L’affaiblissement diplomatique de Bouteflika
Ce qui a précipité l’accord est sans doute l’avalanche des dernières révolutions arabes qui ont affaibli le régime de Bouteflika. Il n’a plus les moyens de son ancienne arrogance. L’Algérie de Bouteflika est diminuée diplomatiquement. Même si elle n’a pas subi de fortes insurrections populaires, elle a été fortement affaiblie sur le plan interne et externe par les évènements de Tunisie et d’Égypte. Le fait que le régime de Bouteflika s’est vu assimilé aux pouvoirs dictatoriaux du monde arabe et que les évènements l’aient conduit à se justifier puis à faire des concessions, l’a fortement fragilisé. Bouteflika est apparu comme un président sans grande légitimité (révélations de WikiLeaks sur les fraudes aux élections de 2009), obligé de négocier ses soutiens extérieurs pour rester au pouvoir.

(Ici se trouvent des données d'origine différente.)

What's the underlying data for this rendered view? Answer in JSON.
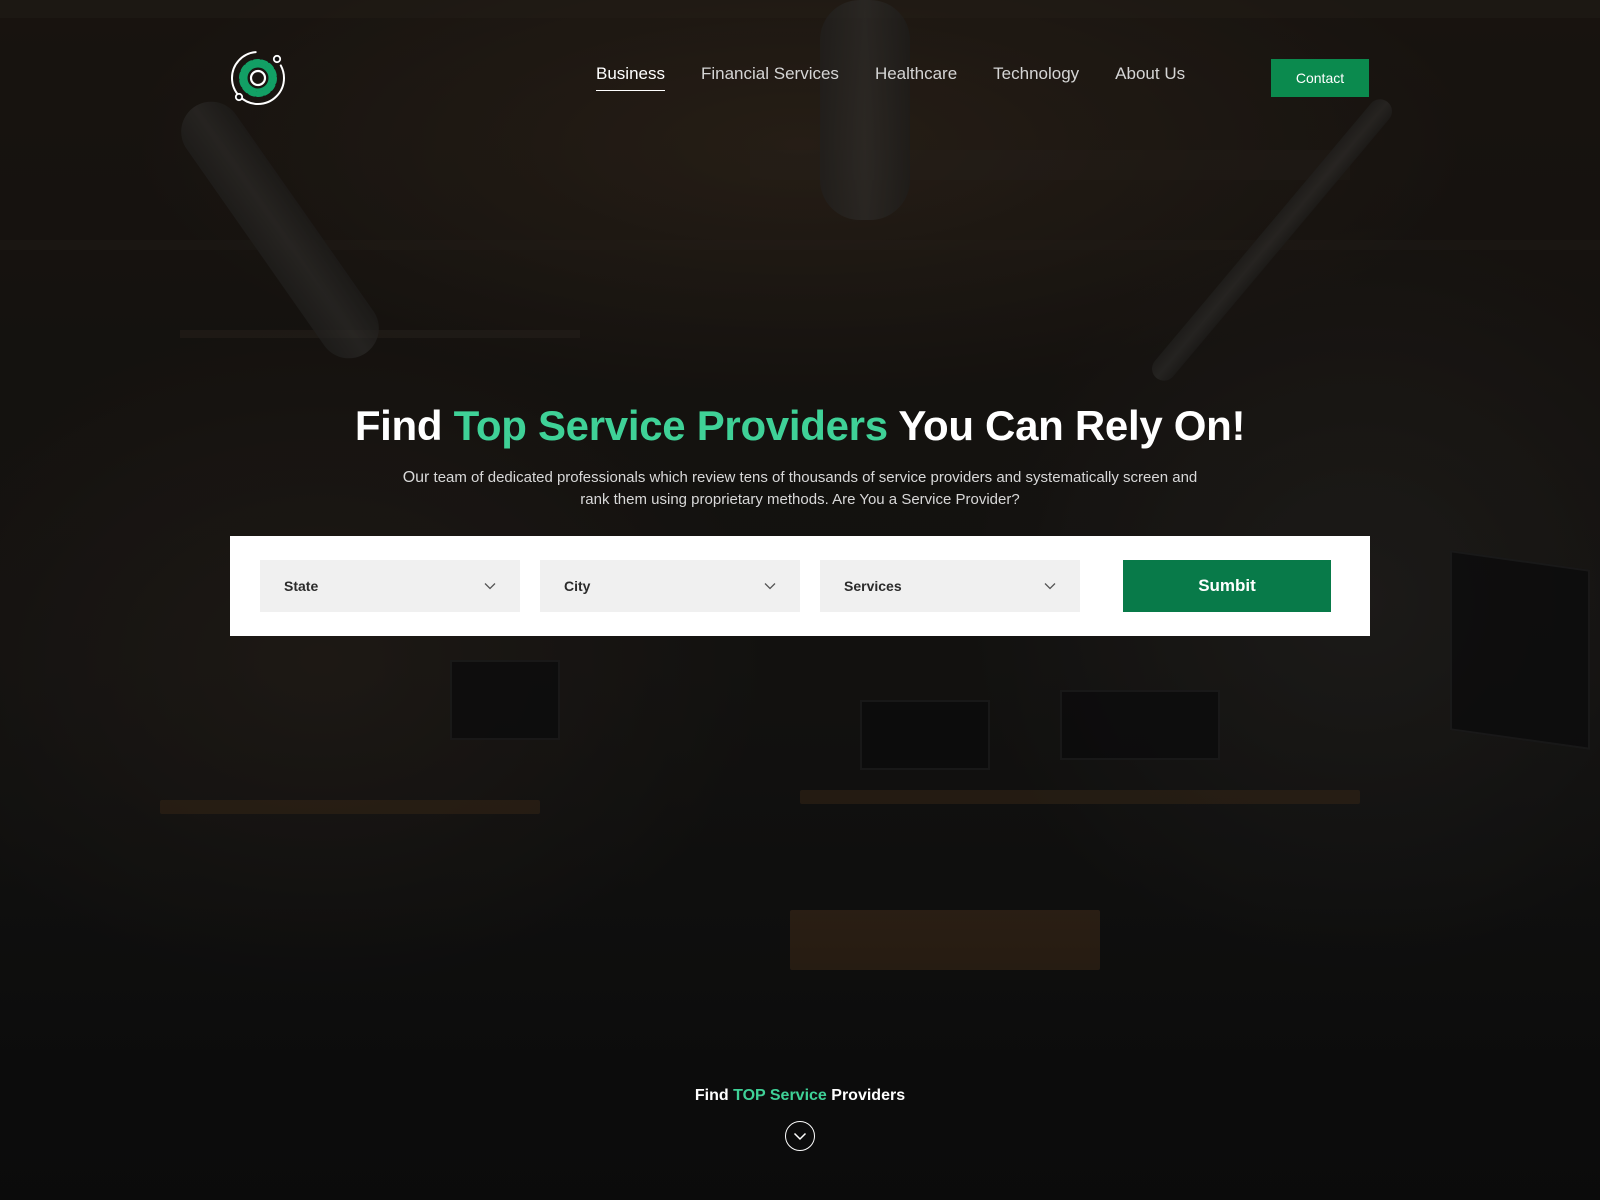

On peut, sans risque de se tromper, conclure que les Américains ont cherché à profiter de la situation. Ils ont forcé la main d’un pouvoir qui est en situation de demandeur. La crise algéro-marocaine serait sur le point donc d’être réglée et la réouverture des frontières ne saurait tarder. Pour le meilleur ou bien pour le pire ? Quand vous leur posez la question, les Américains disent vouloir agir dans le seul but de résoudre l’instabilité politique et l’absence de démocratie qui sont des facteurs inquiétants pour l’avenir. C’est l’avenir, justement, qui nous le dira.